All of those deficiencies in our diets create the beginning of mental health and physical health problems, which in turn create an ever-‐repeating cycle. Maintaining a healthy weight is very crucial to preventing depression and other mental health conditions. Depression affects people in so many different ways. Some people lose complete interest in food, while others use it as an emotional release and over-indulge. Both excessive weight loss or weight gain can make your mood worse. Weight loss and lack of good nutrition will deprive the brain of glucose and the other nutrients that control the mood. On the other hand, putting on excess weight or feeling out of control of your eating can increase depression and also lead to excessive dieting and eating disorders. Another thing that impacts our health is our water consumption. Not drinking enough fluid (or the wrong fluids…sugary drinks) each day has significant implications for mental health. The early effects of even mild dehydration can affect our feelings and behavior, causing symptoms such as irritability, loss of concentration and reduced mental functioning. Caffeine, on the other hand can increase blood pressure, anxiety, depressive symptoms and sleep problems.

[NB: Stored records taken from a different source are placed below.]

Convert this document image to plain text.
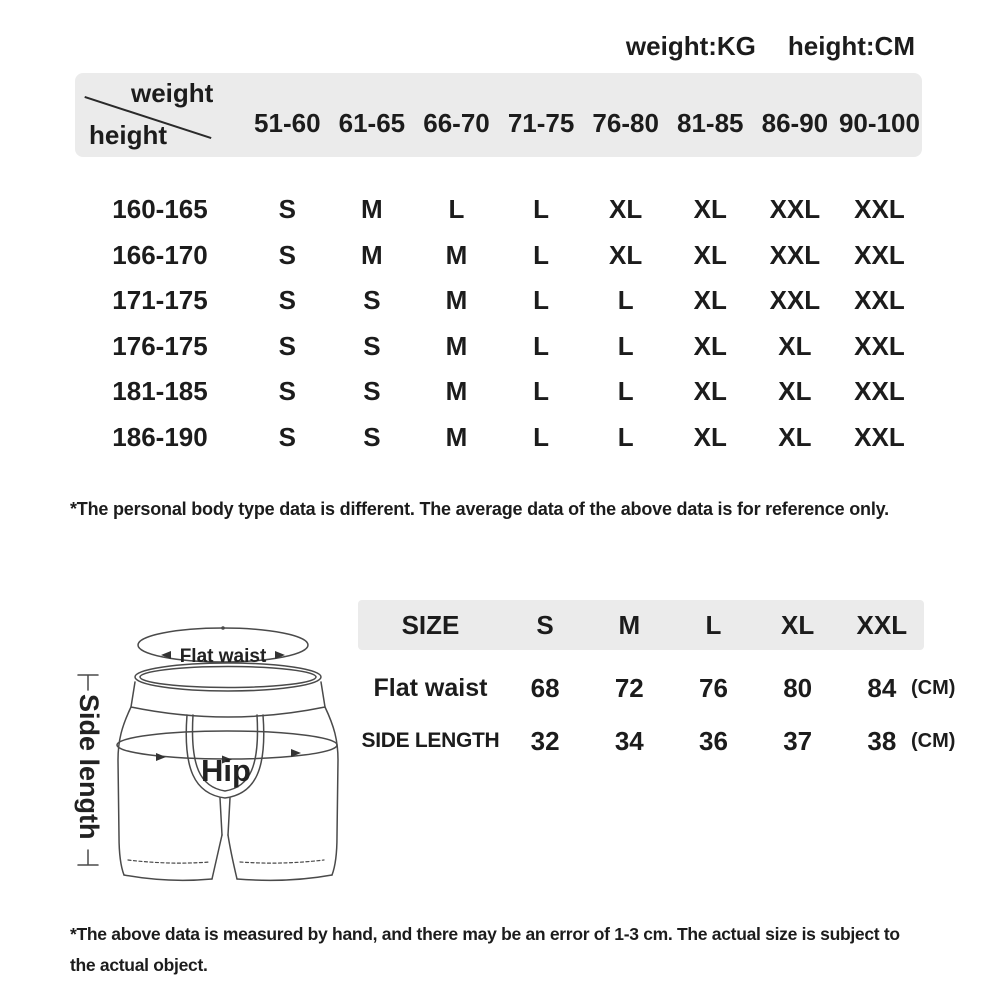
weight:KG height:CM
weight
height	51-60 61-65 66-70 71-75 76-80 81-85 86-90 90-100
160-165	S	M	L	L	XL	XL	XXL	XXL
166-170	S	M	M	L	XL	XL	XXL	XXL
171-175	S	S	M	L	L	XL	XXL	XXL
176-175	S	S	M	L	L	XL	XL	XXL
181-185	S	S	M	L	L	XL	XL	XXL
186-190	S	S	M	L	L	XL	XL	XXL
*The personal body type data is different. The average data of the above data is for reference only.
Flat waist
Hip
Side length
SIZE	S	M	L	XL	XXL
Flat waist	68	72	76	80	84 (CM)
SIDE LENGTH	32	34	36	37	38 (CM)
*The above data is measured by hand, and there may be an error of 1-3 cm. The actual size is subject to
the actual object.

I have changed my entire life, absolutely based on what I eat, and what I DON’T eat. Additionally, I have changed how my children eat. I have made it my life’s work to help educate people as to the effect of their nutrition on their entire body and both physical and mental health. Every day I coach those ready to make a change. My hope is that we can soon educate the masses on the correlation of nutrition and mental health and change the way we treat people entirely. Let’s treat the problem or prevent it from the start, instead of treating the symptoms once they have begun. You are what you eat. Remember that. Live it. Eat in a way that will love your body, so that you can find peace, contentment, and whole body health permanently.